La scène représente deux salles du Louvre. Tout y est : la marqueterie du plancher et les grandes toiles suspendues à des hauteurs vertigineuses. Le spectacle qui a été créé au Louvre en novembre a d'ailleurs ce mélange de charme nostalgique et d'austérité froide que l'on trouve dans les salles du musée les moins visitées. Car le musée où se retrouvent la femme et l'homme après plusieurs années de séparation n'a rien du circuit qu'empruntent Japonais et Américains pour aller voir la Joconde. C'est un musée où les tableaux sont des fantômes que regardent d'autres fantômes, les personnages. A vrai dire, Jon Fosse n'avait pas pensé à un musée mais plutôt à un cimetière pour le cadre de son Rêve d'automne. Pour Chéreau, c'est pareil, et l'on adhère totalement à cette lecture du texte. Ces lieux sont les écrins d'une vanité toujours obsédante. La passion amoureuse est bien fragile devant la mort qui anéantit toute une lignée : la grand-mère paternelle, le père, l'enfant et le personnage principal lui-même.

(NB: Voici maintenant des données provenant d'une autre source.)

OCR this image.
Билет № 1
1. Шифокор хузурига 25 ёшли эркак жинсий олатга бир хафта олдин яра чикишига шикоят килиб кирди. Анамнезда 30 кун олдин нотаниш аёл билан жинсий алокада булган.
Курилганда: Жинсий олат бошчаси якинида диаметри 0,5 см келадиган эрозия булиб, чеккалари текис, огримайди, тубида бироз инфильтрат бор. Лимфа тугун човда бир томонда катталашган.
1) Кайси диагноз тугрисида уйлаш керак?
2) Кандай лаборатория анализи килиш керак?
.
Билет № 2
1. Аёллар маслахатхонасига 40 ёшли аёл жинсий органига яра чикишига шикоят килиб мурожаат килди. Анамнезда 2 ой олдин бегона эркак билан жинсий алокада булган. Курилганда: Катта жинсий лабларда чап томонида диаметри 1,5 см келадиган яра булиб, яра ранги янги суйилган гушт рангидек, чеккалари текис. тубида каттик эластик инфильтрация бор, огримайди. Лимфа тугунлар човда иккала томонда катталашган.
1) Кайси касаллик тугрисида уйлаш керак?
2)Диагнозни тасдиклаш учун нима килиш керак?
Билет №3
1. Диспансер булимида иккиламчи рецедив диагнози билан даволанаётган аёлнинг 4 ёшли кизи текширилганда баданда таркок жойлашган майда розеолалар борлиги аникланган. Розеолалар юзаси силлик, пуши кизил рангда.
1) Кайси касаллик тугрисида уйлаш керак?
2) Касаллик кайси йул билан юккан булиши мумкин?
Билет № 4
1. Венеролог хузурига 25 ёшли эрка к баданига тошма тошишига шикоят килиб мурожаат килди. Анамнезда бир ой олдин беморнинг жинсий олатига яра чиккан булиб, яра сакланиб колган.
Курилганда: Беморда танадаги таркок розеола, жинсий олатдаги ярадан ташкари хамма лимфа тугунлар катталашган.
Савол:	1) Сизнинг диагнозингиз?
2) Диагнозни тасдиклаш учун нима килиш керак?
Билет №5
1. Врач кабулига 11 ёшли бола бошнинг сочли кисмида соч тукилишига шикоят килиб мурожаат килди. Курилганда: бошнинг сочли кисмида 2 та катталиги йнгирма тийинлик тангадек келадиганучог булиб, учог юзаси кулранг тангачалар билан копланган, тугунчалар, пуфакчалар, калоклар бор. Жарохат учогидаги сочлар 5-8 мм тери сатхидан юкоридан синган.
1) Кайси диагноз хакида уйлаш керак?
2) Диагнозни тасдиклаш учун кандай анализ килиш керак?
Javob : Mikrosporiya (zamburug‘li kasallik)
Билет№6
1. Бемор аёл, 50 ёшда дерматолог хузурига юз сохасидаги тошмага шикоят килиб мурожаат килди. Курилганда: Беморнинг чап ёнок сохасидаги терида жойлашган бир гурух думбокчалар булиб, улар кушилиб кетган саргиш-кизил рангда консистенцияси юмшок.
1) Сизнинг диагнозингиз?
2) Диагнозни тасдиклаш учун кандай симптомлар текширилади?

Valéria Bruni-Tedeschi et Pascal Gréggory nous servent une belle partition, difficile à entendre cependant dans la première partie tant que la voix si particulière de la comédienne n'est pas échauffée. Mais seule Bulle Ogier qui interprète la mère parvient à faire exister les variations entêtantes de Jon Fosse sur une même phrase. Elle leur donne une couleur à côté de laquelle les mots des autres acteurs paraissent souvent ternes ou étouffés. Jon Fosse est un auteur pénible si l'on ne se bat pas avec sa langue monotone et si l'on ne donne pas raison à l'énergie de l'être humain devant le désespoir de sa condition. 

Lou Grézillier.

Au Théâtre de la Ville jusqu'au 25 janvier.